Musik hat immer eine Bedeutung. Aber es muss nicht für jeden Menschen zwangsläufig dieselbe sein. Sie scheint jedoch immer Bezug zum kulturellen Kontext nicht der Musik sondern der Menschen die diese erleben.

zum Konzert Sing, Vogel meiner Seele, sing! von Heloise Ph. Palmer

Gerade weil unsere Hörgewohnheiten, der kulturelle Kontext mit dem wir vertraut sind, unsere Wahrnehmung von Musik beeinflussen, war es ein spannendes Erlebnis, Musik aus einem ganz anderen Teil der Welt in einem muietischen Konzert dargeboten zu bekommen. Die Künstlerin hat bewusst den Nahostkonflikt als Thema gewählt, gebrauchte Musik aus einer bestimmten Kultur, die uns zunächst fremd ist. Allerdings lässt sich die Bedeutung von Sing, Vogel meiner Seele, sing!  nicht allein auf diese Kultur reduzieren. Es geht Heloise Palmer darum, den Fokus auf unseren Umgang miteinander zu legen.

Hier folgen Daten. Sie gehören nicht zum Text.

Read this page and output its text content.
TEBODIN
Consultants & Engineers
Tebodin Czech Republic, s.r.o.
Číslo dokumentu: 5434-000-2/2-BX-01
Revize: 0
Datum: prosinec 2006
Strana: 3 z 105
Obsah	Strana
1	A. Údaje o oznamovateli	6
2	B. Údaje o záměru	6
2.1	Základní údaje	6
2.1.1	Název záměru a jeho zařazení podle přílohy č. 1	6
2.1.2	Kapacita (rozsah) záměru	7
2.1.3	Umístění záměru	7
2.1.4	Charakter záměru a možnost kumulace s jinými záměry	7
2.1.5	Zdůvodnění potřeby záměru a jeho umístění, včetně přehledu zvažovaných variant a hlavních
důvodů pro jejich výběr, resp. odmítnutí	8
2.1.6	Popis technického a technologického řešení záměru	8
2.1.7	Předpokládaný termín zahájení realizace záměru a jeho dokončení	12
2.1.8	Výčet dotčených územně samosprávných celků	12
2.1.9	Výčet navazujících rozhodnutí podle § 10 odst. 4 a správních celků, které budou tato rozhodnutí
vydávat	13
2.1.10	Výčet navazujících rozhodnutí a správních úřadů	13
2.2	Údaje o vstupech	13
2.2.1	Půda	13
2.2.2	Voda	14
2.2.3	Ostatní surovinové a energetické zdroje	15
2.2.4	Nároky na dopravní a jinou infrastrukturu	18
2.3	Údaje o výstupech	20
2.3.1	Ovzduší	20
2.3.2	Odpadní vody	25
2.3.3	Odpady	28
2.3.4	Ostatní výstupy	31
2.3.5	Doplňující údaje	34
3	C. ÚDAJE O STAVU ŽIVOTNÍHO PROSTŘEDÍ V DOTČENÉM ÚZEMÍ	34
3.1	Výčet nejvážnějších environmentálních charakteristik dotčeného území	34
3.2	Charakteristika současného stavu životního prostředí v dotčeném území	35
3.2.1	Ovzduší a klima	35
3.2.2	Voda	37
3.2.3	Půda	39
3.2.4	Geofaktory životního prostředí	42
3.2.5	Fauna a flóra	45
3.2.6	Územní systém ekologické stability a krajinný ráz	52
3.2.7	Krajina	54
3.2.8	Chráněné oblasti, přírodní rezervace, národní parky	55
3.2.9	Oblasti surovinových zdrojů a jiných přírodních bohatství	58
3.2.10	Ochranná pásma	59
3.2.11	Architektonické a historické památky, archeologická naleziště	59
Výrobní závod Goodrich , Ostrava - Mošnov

“This war happens in us, and all around us. It doesn´t need to be related to the Middle East; we´re all faced with the same brutality and stubbornness in our daily lives.”[iii]

Es gibt also zwei Bedeutungsebenen: Eine kulturelle, die räumlich wie zeitlich gebunden ist und eine universelle, die gleichzeitig eine persönliche ist. Mir hat zunächst der sparsame Einsatz von Licht, und die Videoprojektion geholfen, mich gedanklich von der Fixierung auf den Nahen Osten zu lösen und Elemente wie die Einspielung der Hymnen der verfeindeten Länder oder der Gebrauch eines Schellenkranzes dennoch geholfen, das Werk einordnen zu können. Es schwebt nicht abstrakt im Raum und hat nichts zu sagen weil es alles sagen könnte, sondern lässt sich verorten, was mir einen Bezug ermöglicht.

Die Musik steht klar erkennbar im Vordergrund des Programms ohne von anderen Elementen überdeckt zu werden, eine Bestätigung der Autonomie der Musik gegenüber anderen Künsten. Besonders gefallen hat mir, dass gesprochener Text mit der Musik kontrastiert, da es sich hierbei beides Mal um Kunst handelt, die ausschließlich in der Zeit erlebbar ist. Andere Formen wie beispielsweise das Gestalten der Bühne mit Farben, wie beispielsweise die Abdeckung des Toy Pianos, tritt vergleichsweise zurück, die Raumkunst unterstützt die Zeitkunst. Sonst bestünde eventuell die Gefahr der Ablenkung durch statisch-visuelle Eindrücke.
Auch die Bildprojektion arbeitet mit einfachen Mitteln: einem weißen Kreis auf schwarzem Grund. Das Toy Piano symbolisiert das unschuldige Kind. Faszinierend fand ich, dass die Musikstücke auf den ersten Blick “nur” gespielt werden, ohne großes Aufhebens, und dennoch ist jedes Detail auf der Bühne durchdacht. Das macht die Konzerterfahrung sehr intensiv.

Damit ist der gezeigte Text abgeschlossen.